Now those habits are common practice when students attend industry luncheons or tour local companies like Fastenal. For Anderson, REACH is an opportunity for juniors and seniors to test-drive career options before they commit to an expensive college or get locked into a job.
“Our kids have always told us they want out of the building. That’s not a bad thing,” he says. “What they’re telling us is, ‘Let us go figure out who we need to be after high school.’”
REACH breaks ground by putting employers at the heart of those conversations. For the first time, businesses have a direct line of communication to students through the schools. They can share the types of jobs that are available in Winona, and what skills students will need to get hired. That’s invaluable information for teenagers and teachers alike.
“The vast majority of our educators haven’t spent time working in the private sector, yet it’s their job to educate these teenagers to enter that community,” says Schmidt. “We have a big disconnect between the classroom, which is producing our future workers, and the business community where they’ll eventually work.”
Inside information from business leaders gives teachers like Aspenson the confidence to adapt their curriculum to fit the current employment landscape, and the credibility to promise students the skills they’re learning will make them marketable in the future.

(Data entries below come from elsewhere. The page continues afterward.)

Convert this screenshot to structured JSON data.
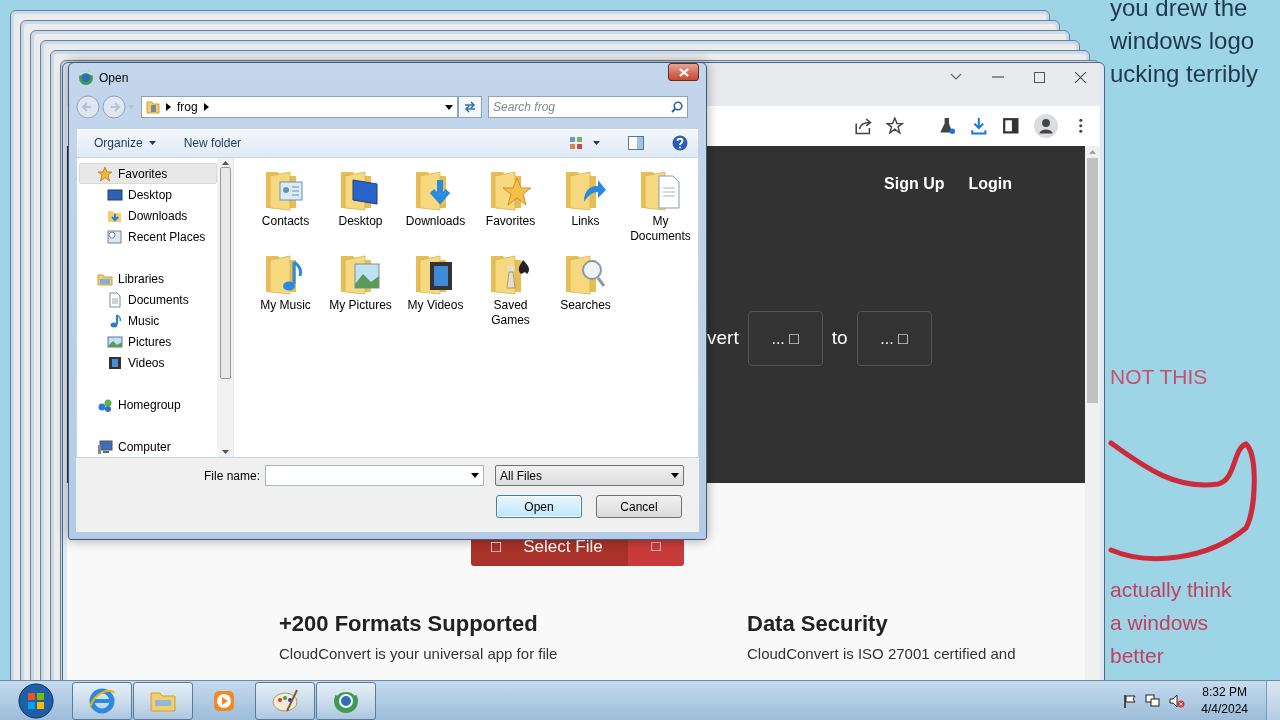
{
  "desktop_notes": [
    {
      "text": "you drew the",
      "color": "#1e3a4a"
    },
    {
      "text": "windows logo",
      "color": "#1e3a4a"
    },
    {
      "text": "ucking terribly",
      "color": "#1e3a4a"
    },
    {
      "text": "NOT THIS",
      "color": "#c8506a"
    },
    {
      "text": "actually think",
      "color": "#c04060"
    },
    {
      "text": "a windows",
      "color": "#c04060"
    },
    {
      "text": "better",
      "color": "#c04060"
    }
  ],
  "browser": {
    "nav_links": [
      "Sign Up",
      "Login"
    ],
    "converter": {
      "lead": "vert",
      "from": "... □",
      "connector": "to",
      "to": "... □"
    },
    "select_button": {
      "icon_left": "□",
      "label": "Select File",
      "icon_right": "□"
    },
    "features": [
      {
        "title": "+200 Formats Supported",
        "text": "CloudConvert is your universal app for file"
      },
      {
        "title": "Data Security",
        "text": "CloudConvert is ISO 27001 certified and"
      }
    ]
  },
  "dialog": {
    "title": "Open",
    "path": [
      "frog"
    ],
    "search": {
      "placeholder": "Search frog"
    },
    "toolbar": [
      {
        "label": "Organize",
        "menu": true
      },
      {
        "label": "New folder",
        "menu": false
      }
    ],
    "nav": [
      {
        "label": "Favorites",
        "kind": "favorites",
        "selected": true,
        "children": [
          {
            "label": "Desktop",
            "kind": "desktop",
            "selected": false
          },
          {
            "label": "Downloads",
            "kind": "downloads",
            "selected": false
          },
          {
            "label": "Recent Places",
            "kind": "recent",
            "selected": false
          }
        ]
      },
      {
        "label": "Libraries",
        "kind": "libraries",
        "selected": false,
        "children": [
          {
            "label": "Documents",
            "kind": "documents",
            "selected": false
          },
          {
            "label": "Music",
            "kind": "music",
            "selected": false
          },
          {
            "label": "Pictures",
            "kind": "pictures",
            "selected": false
          },
          {
            "label": "Videos",
            "kind": "videos",
            "selected": false
          }
        ]
      },
      {
        "label": "Homegroup",
        "kind": "homegroup",
        "selected": false
      },
      {
        "label": "Computer",
        "kind": "computer",
        "selected": false
      }
    ],
    "items": [
      {
        "label": "Contacts",
        "kind": "contacts"
      },
      {
        "label": "Desktop",
        "kind": "desktop"
      },
      {
        "label": "Downloads",
        "kind": "downloads"
      },
      {
        "label": "Favorites",
        "kind": "favorites"
      },
      {
        "label": "Links",
        "kind": "links"
      },
      {
        "label": "My Documents",
        "kind": "documents"
      },
      {
        "label": "My Music",
        "kind": "music"
      },
      {
        "label": "My Pictures",
        "kind": "pictures"
      },
      {
        "label": "My Videos",
        "kind": "videos"
      },
      {
        "label": "Saved Games",
        "kind": "games"
      },
      {
        "label": "Searches",
        "kind": "searches"
      }
    ],
    "file_name": {
      "label": "File name:"
    },
    "file_type": "All Files",
    "buttons": [
      {
        "label": "Open",
        "default": true
      },
      {
        "label": "Cancel",
        "default": false
      }
    ]
  },
  "taskbar": {
    "apps": [
      {
        "kind": "ie",
        "running": true
      },
      {
        "kind": "explorer",
        "running": true
      },
      {
        "kind": "media",
        "running": false
      },
      {
        "kind": "paint",
        "running": true
      },
      {
        "kind": "chrome",
        "running": true
      }
    ],
    "time": "8:32 PM",
    "date": "4/4/2024"
  }
}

However, bringing two vastly different industries together required the right pacing. “If I put 10 business people in the room with 10 teachers, they would not have been as effective in their communication,” says Schmidt, who initially separated employers and educators into two groups. The REACH Advisory Council, made up of business leaders, outlined the initial plan for the program. When it came time to decide how that vision would fit within the school system, Schmidt turned to a group of educators, counselors and school leaders to workshop the idea. “We were able to share ideas, needs and desired outcomes without getting stuck in the weeds or in what makes us different,” she says. To ensure educators and employers always had a voice at one another’s meetings, Schmidt and Anderson participated in both groups.
The two teams came together for a joint brainstorming session as REACH students prepared to head out into the community on immersion experiences — hands-on tours at local manufacturers that let students learn about jobs firsthand. At the meeting, host companies told teachers about the work they do and what they hoped to show students when they visited. Teachers gave feedback on what would be appropriate for 16- and 17-year-old students to see, as well as how the immersion experiences could play off their classroom curriculum.
“They tell us what they need, and we tell them what we need,” says Schmidt, who is excited to see where the next five years take her soon-to-be high school graduates. “We work together to create great future employees.”